Tuesday, April 09, 2019 – 16.60 miles
The wind picked up yesterday evening and was terrible overnight, probably the worst I’ve had with this tent. Unable to sleep with all the flapping, I started walking at 6:30 AM. The temperature was already ominously warm. Even my water didn’t get cold overnight, promising a scorching desert day.
Within four hours, I saw three snakes (one rattlesnake, one garter snake and one unidentified) and a new type of lizard. Two other hikers passed me after the second snake but were an ineffective snake deterrent. Maybe they scared away the rattlers.
Upon checking the weather forecast, I saw that the storm I mentioned in yesterday’s entry is no longer predicted (so quick…). A wind warning was out for this afternoon and tomorrow morning, and the wind kept blowing strong as I descended the rest of the way into the valley.
At the base of the climb was Snow Creek Fountain, which had good water from the aquaduct.
Passing Snow Creek, a cute village that looked barely large enough to house an extended family, I continued through a drab area with power lines and wind turbines in the distance. Beautiful pink beavertail cacti blossoms and several different types of caterpillars were the consolation prize.
The trail reached the massive San Gorgonio River wash, which it follows to an underpass beneath I-10.
Walking in the huge wash was a neat experience, but I was heading directly into the wind, which was blowing pieces of grit at a high enough velocity to sting my exposed skin. I had to walk looking straight down to avoid it getting in my eyes, or walk sideways while holding my hat over my face.

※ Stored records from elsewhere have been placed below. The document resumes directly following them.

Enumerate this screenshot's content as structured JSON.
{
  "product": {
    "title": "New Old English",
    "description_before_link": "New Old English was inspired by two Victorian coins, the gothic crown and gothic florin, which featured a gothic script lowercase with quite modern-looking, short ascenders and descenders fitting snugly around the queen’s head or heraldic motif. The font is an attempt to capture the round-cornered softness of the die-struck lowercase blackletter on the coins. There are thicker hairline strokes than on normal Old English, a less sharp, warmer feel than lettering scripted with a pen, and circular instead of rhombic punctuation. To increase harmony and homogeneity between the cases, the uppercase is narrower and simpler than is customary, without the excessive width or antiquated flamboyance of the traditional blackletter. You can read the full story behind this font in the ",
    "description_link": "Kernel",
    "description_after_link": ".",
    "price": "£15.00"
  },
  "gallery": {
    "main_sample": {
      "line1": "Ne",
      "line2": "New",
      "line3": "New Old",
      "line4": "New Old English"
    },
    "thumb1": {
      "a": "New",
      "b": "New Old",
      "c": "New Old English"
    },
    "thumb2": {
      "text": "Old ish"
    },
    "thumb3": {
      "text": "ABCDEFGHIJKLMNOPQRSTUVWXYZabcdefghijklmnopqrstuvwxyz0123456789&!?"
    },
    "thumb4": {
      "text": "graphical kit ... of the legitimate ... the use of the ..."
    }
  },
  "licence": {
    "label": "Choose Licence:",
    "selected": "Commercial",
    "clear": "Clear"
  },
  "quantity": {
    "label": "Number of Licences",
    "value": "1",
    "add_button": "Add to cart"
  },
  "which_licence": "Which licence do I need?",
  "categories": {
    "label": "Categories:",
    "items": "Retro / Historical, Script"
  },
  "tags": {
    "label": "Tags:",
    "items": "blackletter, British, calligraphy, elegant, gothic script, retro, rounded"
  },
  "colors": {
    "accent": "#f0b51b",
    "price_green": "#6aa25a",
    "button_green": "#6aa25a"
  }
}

I didn’t stop to investigate the coolers beneath the interstate. The wind continued, sometimes helpfully at my back, more often just a bloody nuisance, as I passed a cluster of houses and entered a wind farm.
I met Ana from Bake’s group and another hiker whose name I can’t remember. I was hoping to find somewhere to camp close beyond the wind farm, maybe near the border of the San Gorgonio Wilderness. I found a wide wash with a decent amount of shelter there, but while ascending the wash in search of a campsite I smelled something unpleasant. It took me a second to place the scent as carrion. Thanks Australia for teaching me what dead flesh smells like. Venturing further, I discovered a dead cow and decided to not camp anywhere nearby in case predators were attracted to the corpse. Also, that smell stays in your nose forever.
I continued on. The country looked like it had been cleared for cattle, and a general lack of appreciation for that may have been reflected in the lack of established campsites. I wasn’t going to be picky but I needed something sheltered. I need sleep! I need my tent to not rip apart at the seams!
I didn’t find a spot until I was already almost at Whitewater River. The site is getting an occasional gust of wind but I can live with that.
When I blew my nose, the mucus was dark with grit. Souvenirs from the San Gorgonio River.